Secara umum, buku besar merupakan dokumen berisi catatan mengenai perubahan yang terjadi di suatu akun. Sebab, transaksi keuangan dalam suatu periode tidak akan selalu sama.

Buku besar berfungsi untuk merangkum seluruh data transaksi yang sudah ditulis dalam jurnal umum. Pada akhir periode, buku besar sangat diperlukan untuk menjadi sumber data dalam pembuatan laporan keuangan.

Kamu hanya tinggal memindahkan seluruh transaksi yang sudah ditulis dalam jurnal ke masing-masing akun secara detail. Setelah memasukkan transaksi ke dalam buku besar, pastikan kamu sudah menuliskan referensi di jurnal umum yang dapat diambil dari nomor akun buku besar.

3. Membuat Neraca Saldo

Cara membuat laporan keuangan perusahaan dagang selanjutnya adalah membuat neraca saldo. Dengan membuat neraca saldo, kamu akan mengetahui apakah ada keseimbangan antara jumlah debit dan kredit di akun buku besar.

Setelah menyusun buku besar, kamu harus mengelompokkan daftar rekening ke dalam kategori aktiva dan pasiva. Neraca saldo baru bisa dibuat setelah pembukuan diselesaikan, seperti laporan arus kas, perubahan modal, dan laba rugi.

4. Mengumpulkan Data untuk Jurnal Penyesuaian

Jurnal penyesuaian digunakan untuk mengalokasikan seluruh pemasukan dan pengeluaran di periode yang akan terjadi. Kemungkinan ada beberapa transaksi yang belum tercatat atau tidak sesuai dengan kondisi di akhir periode.

Hal tersebut tentunya membuat perhitungan menjadi tidak valid, karena adanya transaksi yang belum diproses pada saat itu. Jika ada kasus seperti ini, kamu bisa mengumpulkan seluruh transaksi yang belum tercatat sebagai bahan dalam membuat jurnal penyesuaian.

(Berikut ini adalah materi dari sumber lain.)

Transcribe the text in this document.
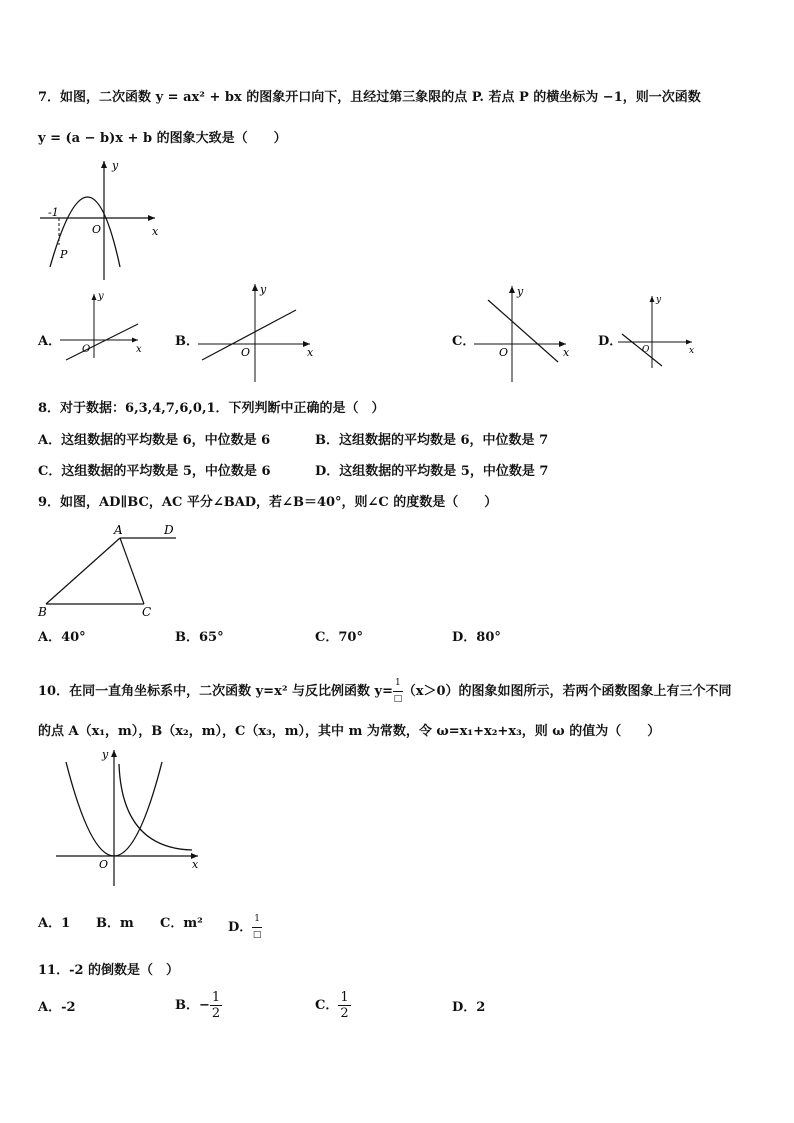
7．如图，二次函数 y = ax² + bx 的图象开口向下，且经过第三象限的点 P. 若点 P 的横坐标为 −1，则一次函数
y = (a − b)x + b 的图象大致是（　　）
y
x
O
-1
P
A．
y
x
O
B．
y
x
O
C．
y
x
O
D．
y
x
O
8．对于数据：6,3,4,7,6,0,1．下列判断中正确的是（　）
A．这组数据的平均数是 6，中位数是 6	B．这组数据的平均数是 6，中位数是 7
C．这组数据的平均数是 5，中位数是 6	D．这组数据的平均数是 5，中位数是 7
9．如图，AD∥BC，AC 平分∠BAD，若∠B＝40°，则∠C 的度数是（　　）
A
B	C
D
A．40°	B．65°	C．70°	D．80°
10．在同一直角坐标系中，二次函数 y=x² 与反比例函数 $y= \frac{1}{□} (x>0)$的图象如图所示，若两个函数图象上有三个不同
的点 A（x₁，m），B（x₂，m），C（x₃，m），其中 m 为常数，令 ω=x₁+x₂+x₃，则 ω 的值为（　　）
y
x
O
A．1 B．m C．m² D． $\frac{1}{□}$
11．-2 的倒数是（　）
A．-2	B．− $\frac{1}{2}$	C． $\frac{1}{2}$	D．2
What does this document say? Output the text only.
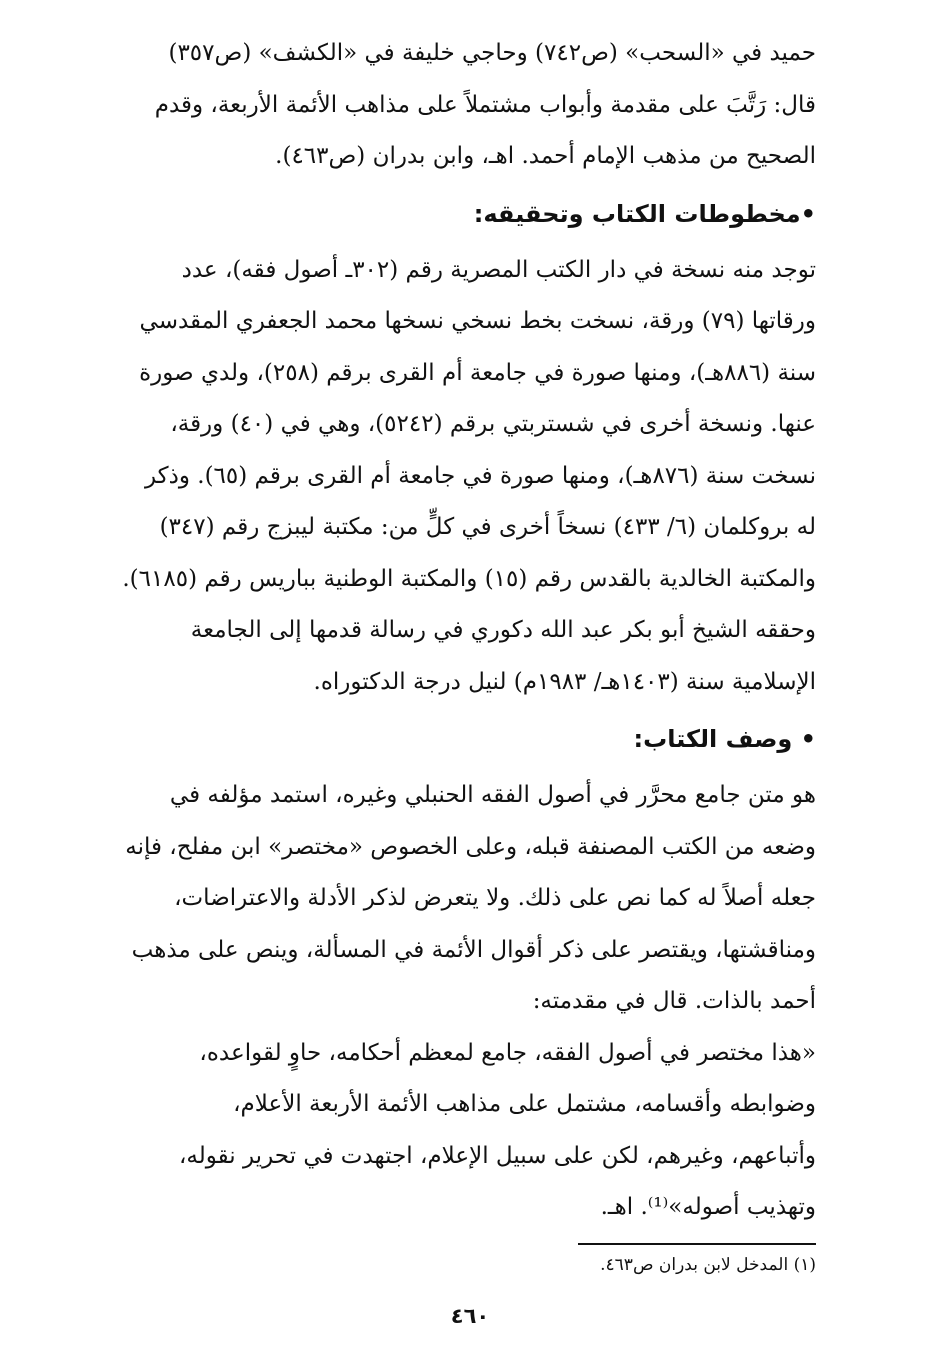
حميد في «السحب» (ص٧٤٢) وحاجي خليفة في «الكشف» (ص٣٥٧)

قال: رَتَّبَ على مقدمة وأبواب مشتملاً على مذاهب الأئمة الأربعة، وقدم

الصحيح من مذهب الإمام أحمد. اهـ، وابن بدران (ص٤٦٣).

•مخطوطات الكتاب وتحقيقه:

توجد منه نسخة في دار الكتب المصرية رقم (٣٠٢ـ أصول فقه)، عدد

ورقاتها (٧٩) ورقة، نسخت بخط نسخي نسخها محمد الجعفري المقدسي

سنة (٨٨٦هـ)، ومنها صورة في جامعة أم القرى برقم (٢٥٨)، ولدي صورة

عنها. ونسخة أخرى في شستربتي برقم (٥٢٤٢)، وهي في (٤٠) ورقة،

نسخت سنة (٨٧٦هـ)، ومنها صورة في جامعة أم القرى برقم (٦٥). وذكر

له بروكلمان (٦/ ٤٣٣) نسخاً أخرى في كلٍّ من: مكتبة ليبزج رقم (٣٤٧)

والمكتبة الخالدية بالقدس رقم (١٥) والمكتبة الوطنية بباريس رقم (٦١٨٥).

وحققه الشيخ أبو بكر عبد الله دكوري في رسالة قدمها إلى الجامعة

الإسلامية سنة (١٤٠٣هـ/ ١٩٨٣م) لنيل درجة الدكتوراه.

• وصف الكتاب:

هو متن جامع محرَّر في أصول الفقه الحنبلي وغيره، استمد مؤلفه في

وضعه من الكتب المصنفة قبله، وعلى الخصوص «مختصر» ابن مفلح، فإنه

جعله أصلاً له كما نص على ذلك. ولا يتعرض لذكر الأدلة والاعتراضات،

ومناقشتها، ويقتصر على ذكر أقوال الأئمة في المسألة، وينص على مذهب

أحمد بالذات. قال في مقدمته:

«هذا مختصر في أصول الفقه، جامع لمعظم أحكامه، حاوٍ لقواعده،

وضوابطه وأقسامه، مشتمل على مذاهب الأئمة الأربعة الأعلام،

وأتباعهم، وغيرهم، لكن على سبيل الإعلام، اجتهدت في تحرير نقوله،

وتهذيب أصوله»⁽¹⁾. اهـ.

(١) المدخل لابن بدران ص٤٦٣.

٤٦٠
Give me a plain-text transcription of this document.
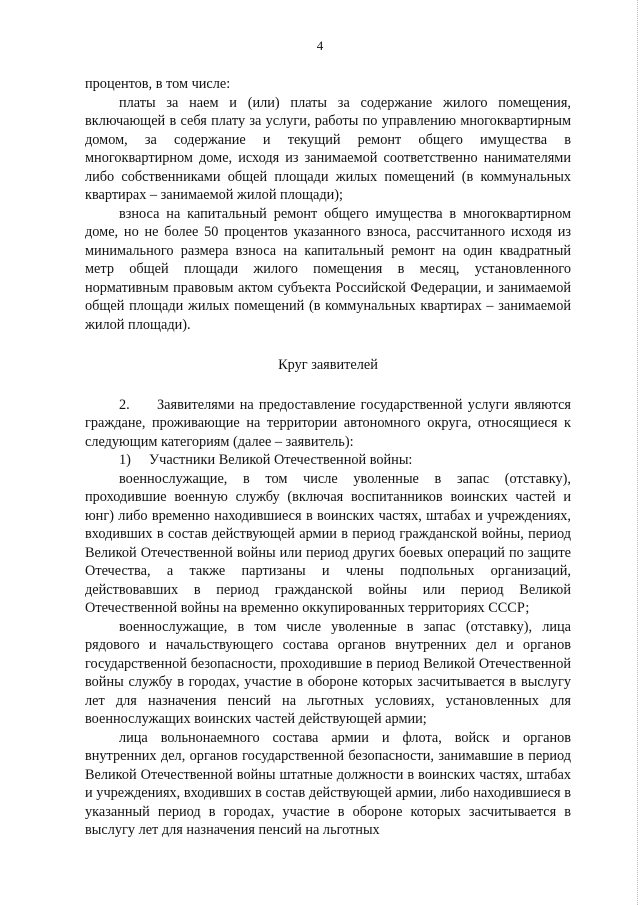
4

процентов, в том числе:

платы за наем и (или) платы за содержание жилого помещения, включающей в себя плату за услуги, работы по управлению многоквартирным домом, за содержание и текущий ремонт общего имущества в многоквартирном доме, исходя из занимаемой соответственно нанимателями либо собственниками общей площади жилых помещений (в коммунальных квартирах – занимаемой жилой площади);

взноса на капитальный ремонт общего имущества в многоквартирном доме, но не более 50 процентов указанного взноса, рассчитанного исходя из минимального размера взноса на капитальный ремонт на один квадратный метр общей площади жилого помещения в месяц, установленного нормативным правовым актом субъекта Российской Федерации, и занимаемой общей площади жилых помещений (в коммунальных квартирах – занимаемой жилой площади).

Круг заявителей

2. Заявителями на предоставление государственной услуги являются граждане, проживающие на территории автономного округа, относящиеся к следующим категориям (далее – заявитель):

1) Участники Великой Отечественной войны:

военнослужащие, в том числе уволенные в запас (отставку), проходившие военную службу (включая воспитанников воинских частей и юнг) либо временно находившиеся в воинских частях, штабах и учреждениях, входивших в состав действующей армии в период гражданской войны, период Великой Отечественной войны или период других боевых операций по защите Отечества, а также партизаны и члены подпольных организаций, действовавших в период гражданской войны или период Великой Отечественной войны на временно оккупированных территориях СССР;

военнослужащие, в том числе уволенные в запас (отставку), лица рядового и начальствующего состава органов внутренних дел и органов государственной безопасности, проходившие в период Великой Отечественной войны службу в городах, участие в обороне которых засчитывается в выслугу лет для назначения пенсий на льготных условиях, установленных для военнослужащих воинских частей действующей армии;

лица вольнонаемного состава армии и флота, войск и органов внутренних дел, органов государственной безопасности, занимавшие в период Великой Отечественной войны штатные должности в воинских частях, штабах и учреждениях, входивших в состав действующей армии, либо находившиеся в указанный период в городах, участие в обороне которых засчитывается в выслугу лет для назначения пенсий на льготных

Pastikan juga seluruh data yang kamu kumpulkan untuk membuat jurnal penyesuaian adalah asli. Sehingga, hasil perhitungannya valid dan sesuai dengan transaksi yang ada.

5. Menyusun Neraca Lajur (Worksheet)

Neraca lajur atau worksheet memudahkan proses pembuatan laporan keuangan. Neraca lajur akan menampilkan beberapa kolom yang berisi penyesuaian, neraca, laba rugi, neraca saldo, dan neraca saldo setelah penyesuaian.

Selain itu, neraca lajur juga berfungsi untuk mengetahui adanya kesalahan yang mungkin akan terjadi. Berikut ini adalah fungsi dari neraca lajur:

  • Memeriksa kembali data yang telah tercatat. Dengan begitu, kesalahan pencatatan keuangan bisa diperbaiki.
  • Neraca lajur merangkum data yang ada di catatan keuangan. Hal itu akan membantu kamu saat mencari informasi yang diperlukan tanpa proses yang rumit.
  • Meringkas data yang dibutuhkan dalam pembuatan laporan. Cara ini bisa mempersingkat waktu saat membuat laporan.
  • Menjelaskan bahwa perusahaan sudah mengikuti prosedur yang ada dan kredibilitas saat mengelola keuangan.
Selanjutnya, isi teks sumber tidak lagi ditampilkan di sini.